BCFS Health and Human Services-Tyler Honors 2016 Graduates

Photo: Graduates with their diploma

TYLER – Thirty-three youth from the foster care system were honored at a graduation ceremony at Lago del Pino Restaurant, coordinated by BCFS Health and Human Services-Tyler and the Texas Department of Family and Protective Services. {Photo album of the graduation on Facebook}

“We recognized the hard work of 33 graduates,” explains BCFS Program Director Carla McCalope. “Thirty-two graduated high school, and one earned an associate degree in kinesiology from Tyler Junior College.”

Minister Brandon Hall of Tyler’s St. Louis Missionary Baptist Church delivered a keynote address at the ceremony on May 17. Constable Dunklin made a formal proclamation, and each graduate received certificates from Texas State Senator Robert Nichols and Texas Governor Gregg Abbott.

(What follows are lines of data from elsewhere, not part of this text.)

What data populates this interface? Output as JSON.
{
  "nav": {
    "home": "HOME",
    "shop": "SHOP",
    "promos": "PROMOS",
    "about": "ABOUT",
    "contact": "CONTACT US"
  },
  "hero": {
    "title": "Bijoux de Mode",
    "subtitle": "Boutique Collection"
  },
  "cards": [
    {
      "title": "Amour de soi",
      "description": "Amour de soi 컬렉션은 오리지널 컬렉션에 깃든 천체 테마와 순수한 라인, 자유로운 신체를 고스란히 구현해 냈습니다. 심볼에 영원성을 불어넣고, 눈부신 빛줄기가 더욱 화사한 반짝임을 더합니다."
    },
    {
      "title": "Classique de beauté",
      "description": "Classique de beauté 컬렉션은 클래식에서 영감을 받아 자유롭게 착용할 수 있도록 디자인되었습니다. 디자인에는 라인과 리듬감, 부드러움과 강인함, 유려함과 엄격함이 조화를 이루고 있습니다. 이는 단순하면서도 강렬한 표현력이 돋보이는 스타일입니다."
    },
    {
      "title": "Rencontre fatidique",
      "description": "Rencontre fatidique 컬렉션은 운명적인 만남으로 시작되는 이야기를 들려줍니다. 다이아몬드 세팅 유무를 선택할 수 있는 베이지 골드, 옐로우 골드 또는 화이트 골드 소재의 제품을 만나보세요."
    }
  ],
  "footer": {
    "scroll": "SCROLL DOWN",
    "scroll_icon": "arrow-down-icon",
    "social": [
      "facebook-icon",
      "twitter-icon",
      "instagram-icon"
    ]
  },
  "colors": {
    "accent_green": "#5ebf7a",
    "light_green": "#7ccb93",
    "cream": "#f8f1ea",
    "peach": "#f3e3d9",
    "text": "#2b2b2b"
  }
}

“Graduation is an important milestone for anyone, but it’s especially noteworthy for the young adults we serve from foster care,” says McCalope. “In addition to the normal stressors of being a teenager in our fast-paced world, these youth overcame abuse, neglect or family tragedies. Many of them have bounced around to various foster homes or group homes, without the chance to put down roots. Through all that, our youth stayed in school and graduated! It’s certainly a momentous occasion in their lives – one worth celebrating!”

Sadly, less than 10% of foster youth nationwide ever go to college, but youth from BCFS-Tyler are working to defy the odds – several of them will attend Stephen F. Austin State University, Texas Women’s University and Tyler Junior College.

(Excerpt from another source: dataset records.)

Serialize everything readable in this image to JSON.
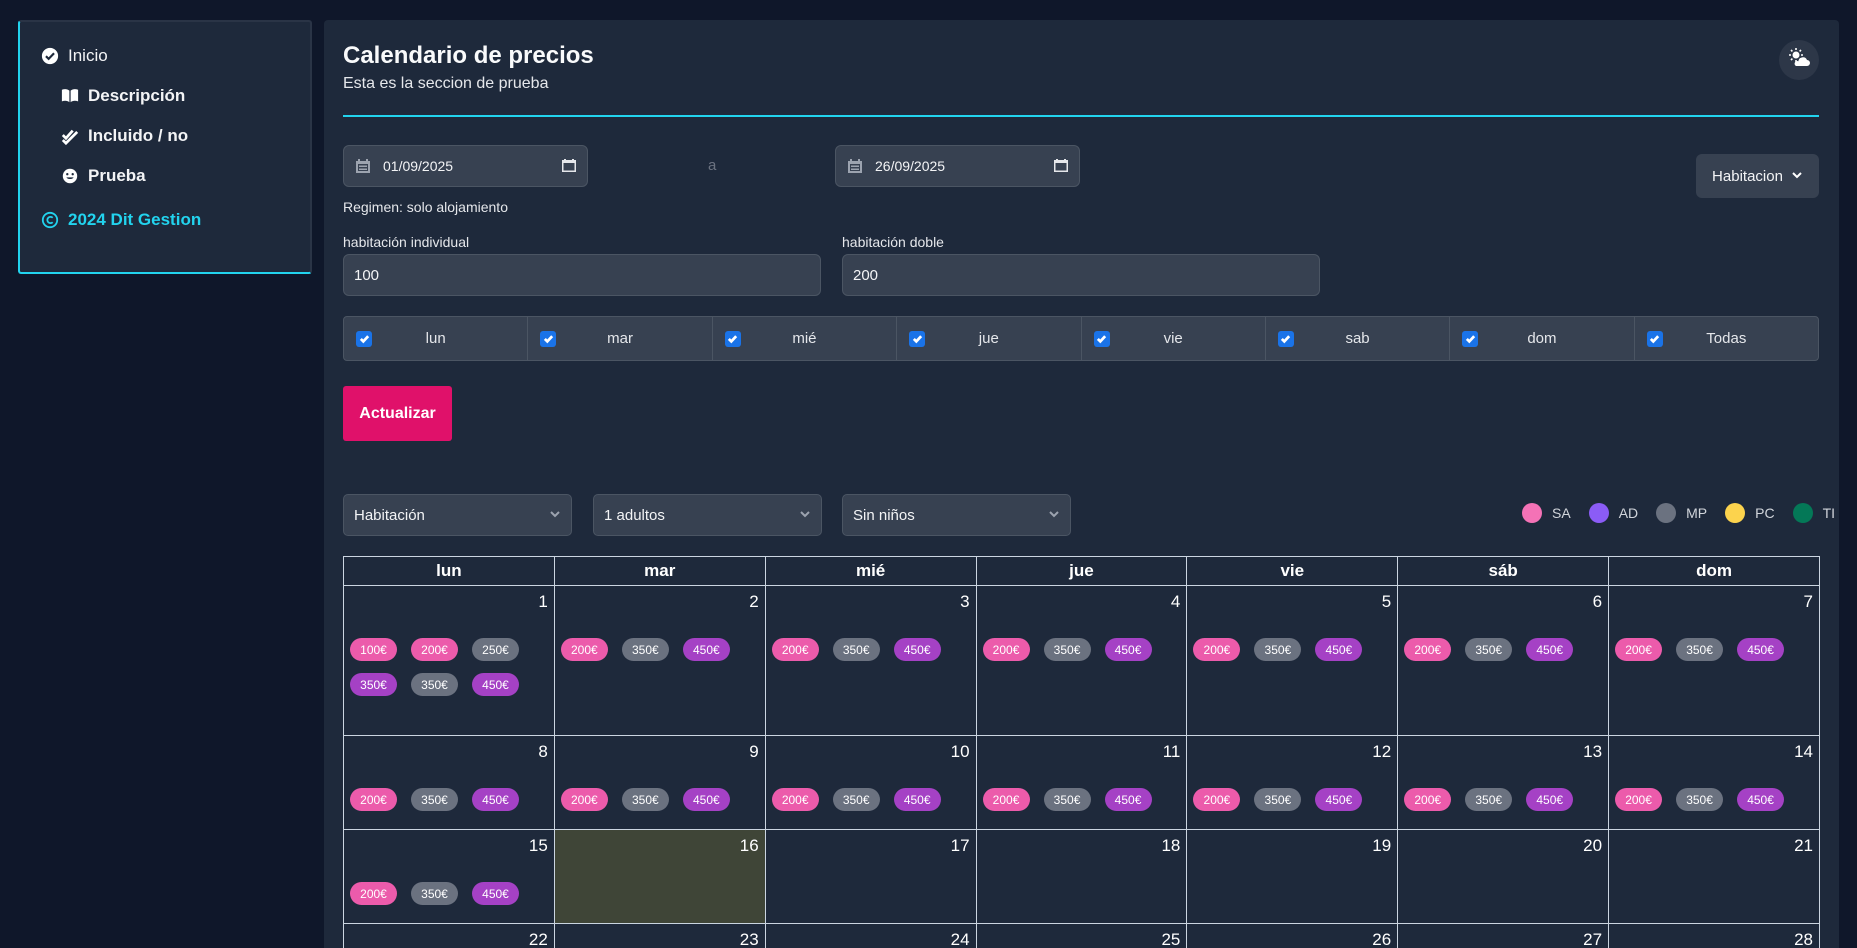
{
  "sidebar": {
    "items": [
      {
        "label": "Inicio",
        "icon": "check-circle-icon"
      },
      {
        "label": "Descripción",
        "icon": "book-icon"
      },
      {
        "label": "Incluido / no",
        "icon": "double-check-icon"
      },
      {
        "label": "Prueba",
        "icon": "smile-icon"
      }
    ],
    "footer": "2024 Dit Gestion"
  },
  "header": {
    "title": "Calendario de precios",
    "subtitle": "Esta es la seccion de prueba"
  },
  "range": {
    "from": "01/09/2025",
    "separator": "a",
    "to": "26/09/2025"
  },
  "room_select": "Habitacion",
  "regimen": "Regimen: solo alojamiento",
  "prices": {
    "single_label": "habitación individual",
    "single_value": "100",
    "double_label": "habitación doble",
    "double_value": "200"
  },
  "weekdays": [
    "lun",
    "mar",
    "mié",
    "jue",
    "vie",
    "sab",
    "dom",
    "Todas"
  ],
  "update_button": "Actualizar",
  "filters": {
    "room": "Habitación",
    "adults": "1 adultos",
    "children": "Sin niños"
  },
  "legend": [
    {
      "code": "SA",
      "color": "#f472b6"
    },
    {
      "code": "AD",
      "color": "#8b5cf6"
    },
    {
      "code": "MP",
      "color": "#6b7280"
    },
    {
      "code": "PC",
      "color": "#fcd34d"
    },
    {
      "code": "TI",
      "color": "#047857"
    }
  ],
  "calendar": {
    "headers": [
      "lun",
      "mar",
      "mié",
      "jue",
      "vie",
      "sáb",
      "dom"
    ],
    "today": 16,
    "weeks": [
      [
        {
          "day": "1",
          "prices": [
            [
              "100€",
              "SA"
            ],
            [
              "200€",
              "SA"
            ],
            [
              "250€",
              "MP"
            ],
            [
              "350€",
              "AD"
            ],
            [
              "350€",
              "MP"
            ],
            [
              "450€",
              "AD"
            ]
          ]
        },
        {
          "day": "2",
          "prices": [
            [
              "200€",
              "SA"
            ],
            [
              "350€",
              "MP"
            ],
            [
              "450€",
              "AD"
            ]
          ]
        },
        {
          "day": "3",
          "prices": [
            [
              "200€",
              "SA"
            ],
            [
              "350€",
              "MP"
            ],
            [
              "450€",
              "AD"
            ]
          ]
        },
        {
          "day": "4",
          "prices": [
            [
              "200€",
              "SA"
            ],
            [
              "350€",
              "MP"
            ],
            [
              "450€",
              "AD"
            ]
          ]
        },
        {
          "day": "5",
          "prices": [
            [
              "200€",
              "SA"
            ],
            [
              "350€",
              "MP"
            ],
            [
              "450€",
              "AD"
            ]
          ]
        },
        {
          "day": "6",
          "prices": [
            [
              "200€",
              "SA"
            ],
            [
              "350€",
              "MP"
            ],
            [
              "450€",
              "AD"
            ]
          ]
        },
        {
          "day": "7",
          "prices": [
            [
              "200€",
              "SA"
            ],
            [
              "350€",
              "MP"
            ],
            [
              "450€",
              "AD"
            ]
          ]
        }
      ],
      [
        {
          "day": "8",
          "prices": [
            [
              "200€",
              "SA"
            ],
            [
              "350€",
              "MP"
            ],
            [
              "450€",
              "AD"
            ]
          ]
        },
        {
          "day": "9",
          "prices": [
            [
              "200€",
              "SA"
            ],
            [
              "350€",
              "MP"
            ],
            [
              "450€",
              "AD"
            ]
          ]
        },
        {
          "day": "10",
          "prices": [
            [
              "200€",
              "SA"
            ],
            [
              "350€",
              "MP"
            ],
            [
              "450€",
              "AD"
            ]
          ]
        },
        {
          "day": "11",
          "prices": [
            [
              "200€",
              "SA"
            ],
            [
              "350€",
              "MP"
            ],
            [
              "450€",
              "AD"
            ]
          ]
        },
        {
          "day": "12",
          "prices": [
            [
              "200€",
              "SA"
            ],
            [
              "350€",
              "MP"
            ],
            [
              "450€",
              "AD"
            ]
          ]
        },
        {
          "day": "13",
          "prices": [
            [
              "200€",
              "SA"
            ],
            [
              "350€",
              "MP"
            ],
            [
              "450€",
              "AD"
            ]
          ]
        },
        {
          "day": "14",
          "prices": [
            [
              "200€",
              "SA"
            ],
            [
              "350€",
              "MP"
            ],
            [
              "450€",
              "AD"
            ]
          ]
        }
      ],
      [
        {
          "day": "15",
          "prices": [
            [
              "200€",
              "SA"
            ],
            [
              "350€",
              "MP"
            ],
            [
              "450€",
              "AD"
            ]
          ]
        },
        {
          "day": "16",
          "prices": []
        },
        {
          "day": "17",
          "prices": []
        },
        {
          "day": "18",
          "prices": []
        },
        {
          "day": "19",
          "prices": []
        },
        {
          "day": "20",
          "prices": []
        },
        {
          "day": "21",
          "prices": []
        }
      ],
      [
        {
          "day": "22",
          "prices": []
        },
        {
          "day": "23",
          "prices": []
        },
        {
          "day": "24",
          "prices": []
        },
        {
          "day": "25",
          "prices": []
        },
        {
          "day": "26",
          "prices": []
        },
        {
          "day": "27",
          "prices": []
        },
        {
          "day": "28",
          "prices": []
        }
      ]
    ]
  }
}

Youth interview courtesy of Tyler Morning Telegraph:
Senior Katie Johnston is excited to reach this milestone and said she wants to make things good now that she’s graduated. “I guess after everything I’ve been through it kind of just feels like I can go out and start my own life and make my own decisions,” she said.  Johnston lost her mom when she was really young. She ended up living with her grandparents, but shortly after they got sick, she says she ended up in foster care, because there was no where else to go. But that hasn’t stopped Johnston. “I found a really good home, I’ve been there for almost four years so I’ve had a normal high school life,” she said. She’ll be attending Stephen F Austin in the fall where she’ll study Theater and International Studies. Johnston said she hopes to go into the FBI as an international investigator.

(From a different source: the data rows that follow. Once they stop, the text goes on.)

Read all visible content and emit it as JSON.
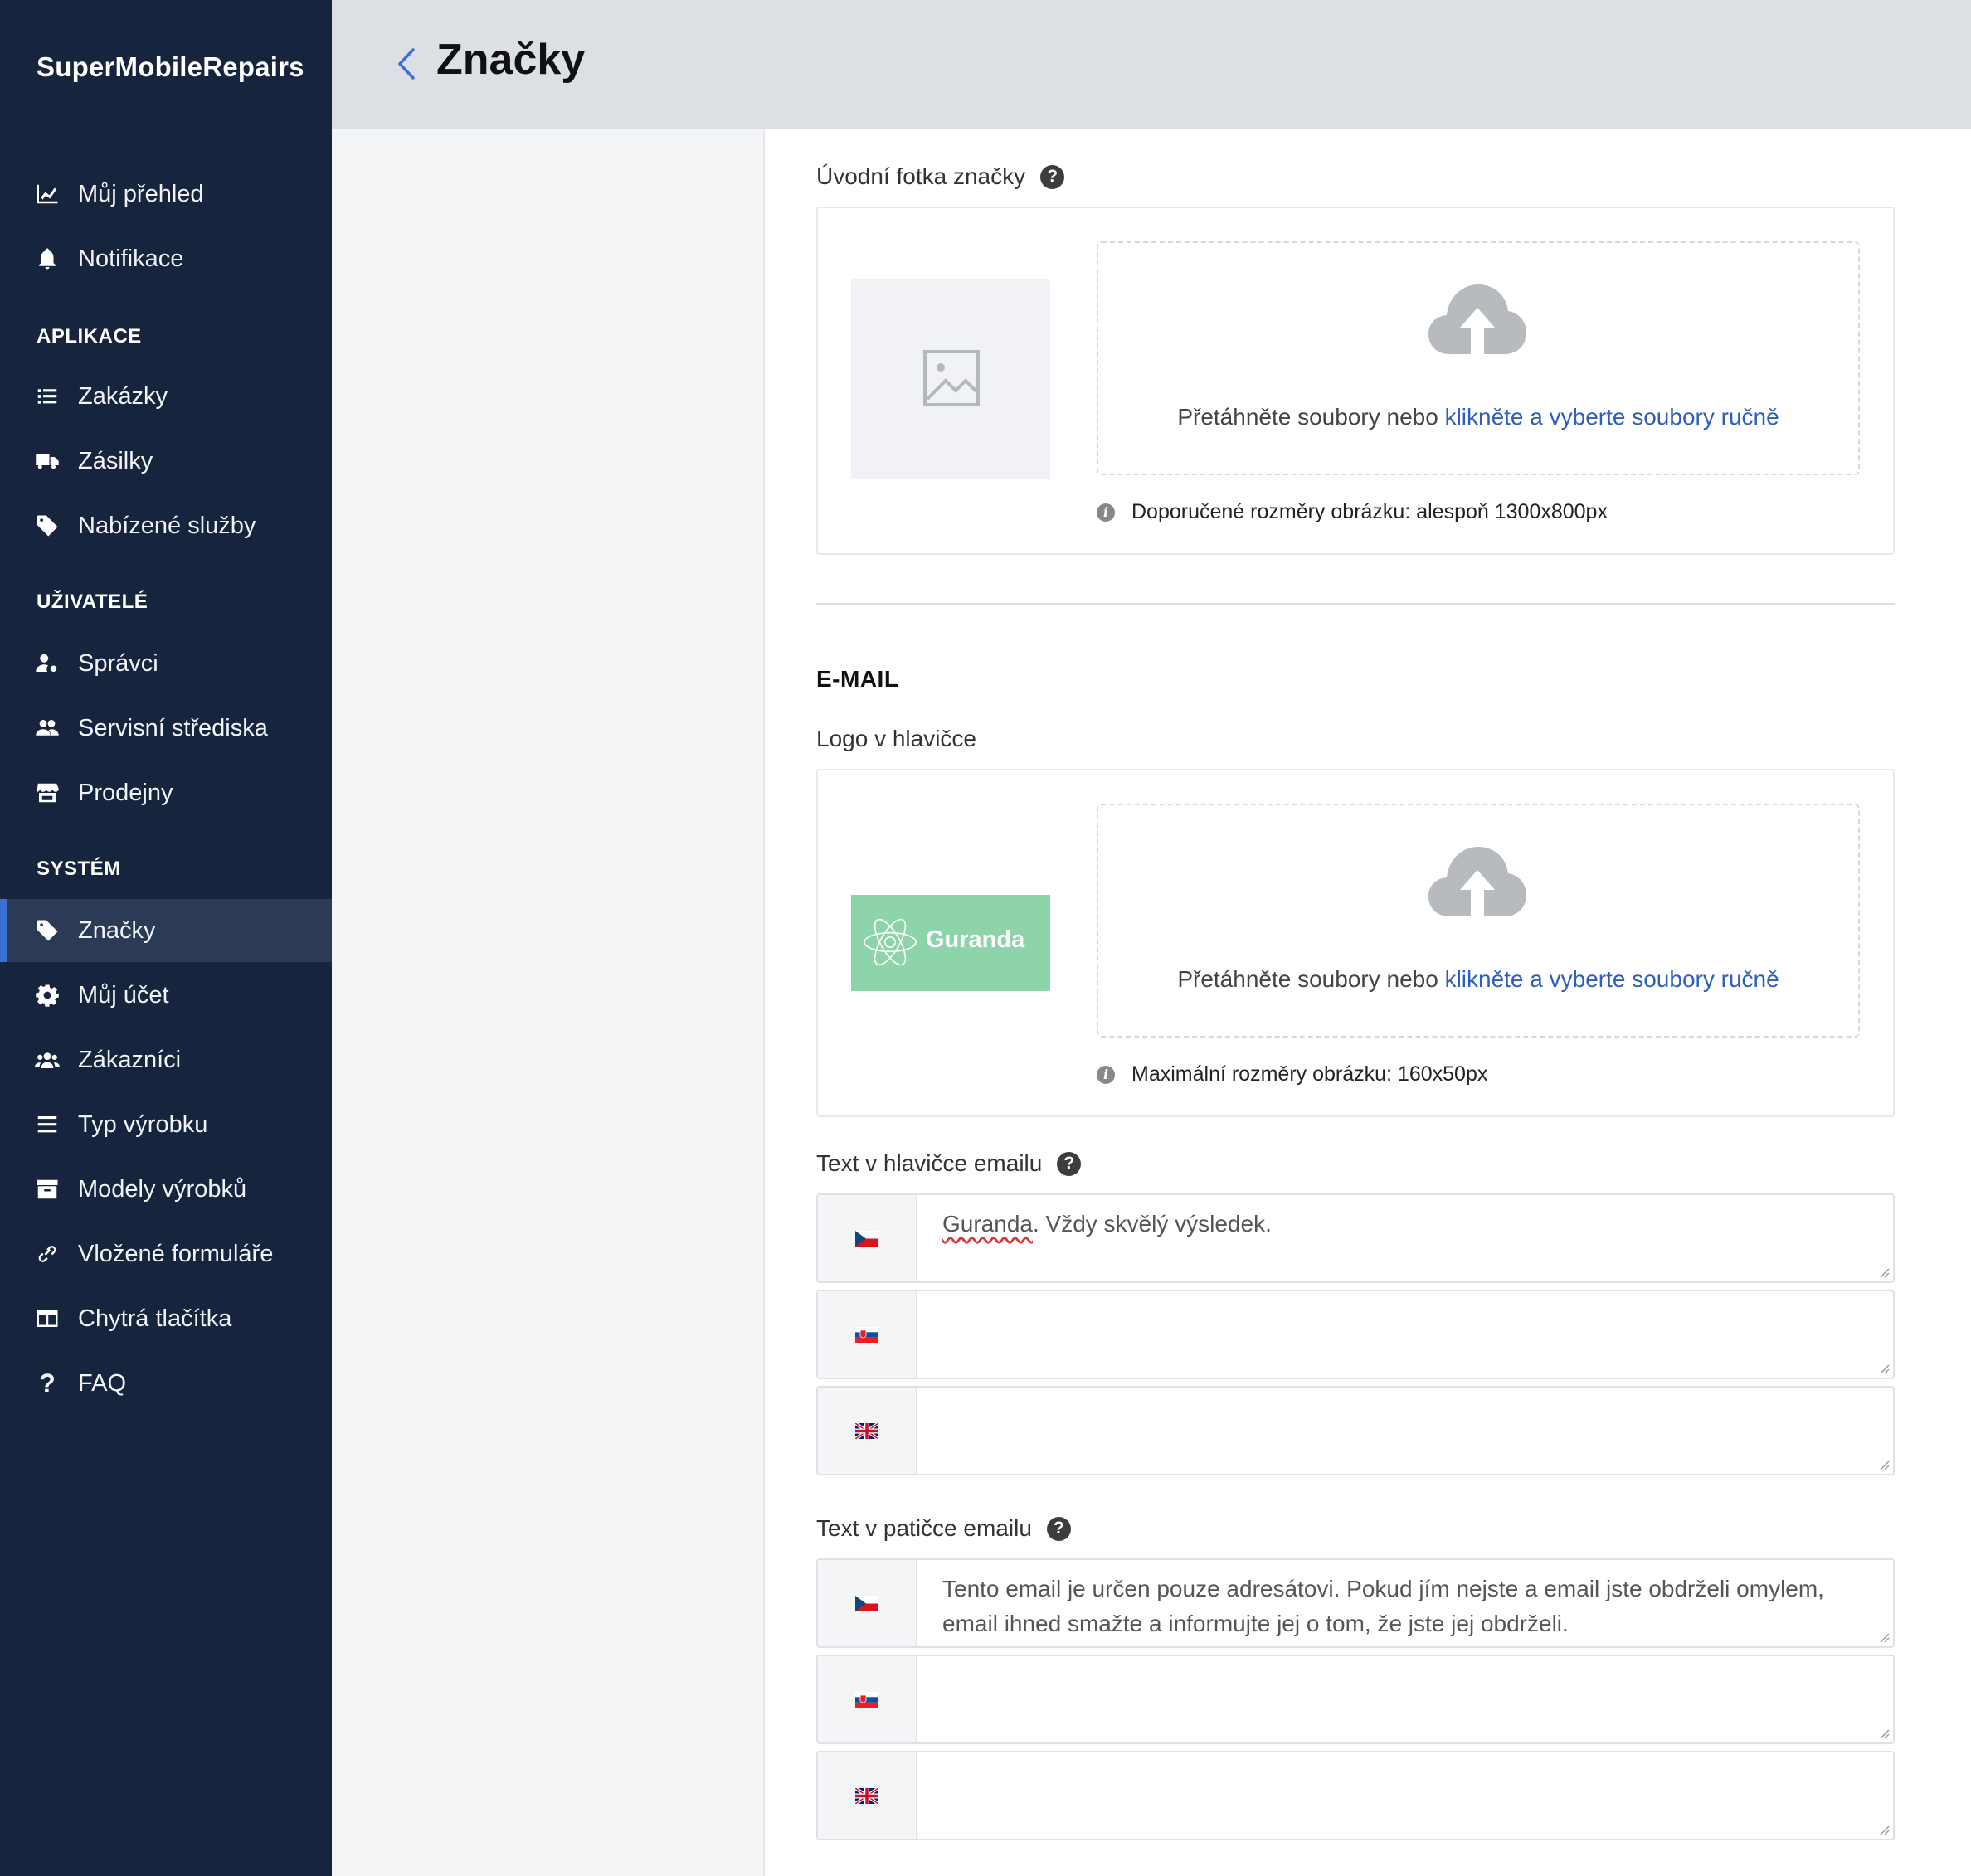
{
  "brand": "SuperMobileRepairs",
  "page_title": "Značky",
  "nav": {
    "top": [
      {
        "label": "Můj přehled",
        "icon": "chart-line-icon"
      },
      {
        "label": "Notifikace",
        "icon": "bell-icon"
      }
    ],
    "sections": [
      {
        "title": "APLIKACE",
        "items": [
          {
            "label": "Zakázky",
            "icon": "list-icon"
          },
          {
            "label": "Zásilky",
            "icon": "truck-icon"
          },
          {
            "label": "Nabízené služby",
            "icon": "tag-icon"
          }
        ]
      },
      {
        "title": "UŽIVATELÉ",
        "items": [
          {
            "label": "Správci",
            "icon": "user-cog-icon"
          },
          {
            "label": "Servisní střediska",
            "icon": "users-icon"
          },
          {
            "label": "Prodejny",
            "icon": "store-icon"
          }
        ]
      },
      {
        "title": "SYSTÉM",
        "items": [
          {
            "label": "Značky",
            "icon": "tag-icon",
            "active": true
          },
          {
            "label": "Můj účet",
            "icon": "gear-icon"
          },
          {
            "label": "Zákazníci",
            "icon": "users-group-icon"
          },
          {
            "label": "Typ výrobku",
            "icon": "bars-icon"
          },
          {
            "label": "Modely výrobků",
            "icon": "archive-icon"
          },
          {
            "label": "Vložené formuláře",
            "icon": "link-icon"
          },
          {
            "label": "Chytrá tlačítka",
            "icon": "columns-icon"
          },
          {
            "label": "FAQ",
            "icon": "question-icon"
          }
        ]
      }
    ]
  },
  "intro_photo": {
    "label": "Úvodní fotka značky",
    "drop_text": "Přetáhněte soubory nebo ",
    "drop_link": "klikněte a vyberte soubory ručně",
    "hint": "Doporučené rozměry obrázku: alespoň 1300x800px"
  },
  "email": {
    "heading": "E-MAIL",
    "logo_label": "Logo v hlavičce",
    "logo_text": "Guranda",
    "logo_bg": "#8dd4ab",
    "drop_text": "Přetáhněte soubory nebo ",
    "drop_link": "klikněte a vyberte soubory ručně",
    "logo_hint": "Maximální rozměry obrázku: 160x50px",
    "header_text_label": "Text v hlavičce emailu",
    "header_texts": {
      "cz_word": "Guranda",
      "cz_rest": ". Vždy skvělý výsledek.",
      "sk": "",
      "en": ""
    },
    "footer_text_label": "Text v patičce emailu",
    "footer_texts": {
      "cz": "Tento email je určen pouze adresátovi. Pokud jím nejste a email jste obdrželi omylem, email ihned smažte a informujte jej o tom, že jste jej obdrželi.",
      "sk": "",
      "en": ""
    }
  },
  "colors": {
    "sidebar": "#16243e",
    "active": "#2b3a55",
    "accent": "#3b6fd4",
    "link": "#2f5fb8"
  }
}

The event included dinner for graduates and their guests, courtesy of Randall and Donna Brooks’ Lago del Pino, and gift presentations, courtesy of Kohl’s and Dillard’s, that included luggage sets and electronics. Project Linus, a national organization that provides handmade blankets to youth in need, gifted blankets to the graduates. Novedades Luly donated floral arrangements for the graduation ceremony and dinner.

BCFS-Tyler serves youth in foster care, those who aged out of the system, other young adults facing challenges like homelessness, poverty, and those recovering from physical and emotional abuse. The center is a “one-stop shop” that provides counseling, case management, and assistance with education, employment, housing location and medical care.

To learn more about BCFS-Tyler, visit www.DiscoverBCFS.net/Tyler.

*Statistics provided by Promises 2 Kids

BCFS is a global system of health and human service non-profit organizations with locations and programs throughout the United States as well as Eastern Europe, Latin America, Asia and Africa. The organization is a national leader in medical sheltering and emergency management and response, providing critical emergency support services to federal, state and local governments. BCFS also provides residential services and emergency shelters for children who are abused or neglected; assisted living services and vocational training for adults with intellectual disabilities; mental health services for children and families, foster care and adoption services; medical services; early education; transitional living services for youth who are at-risk and those in the juvenile justice system; residential camping and retreats for children and families; and international humanitarian aid for children living in impoverished conditions in developing countries.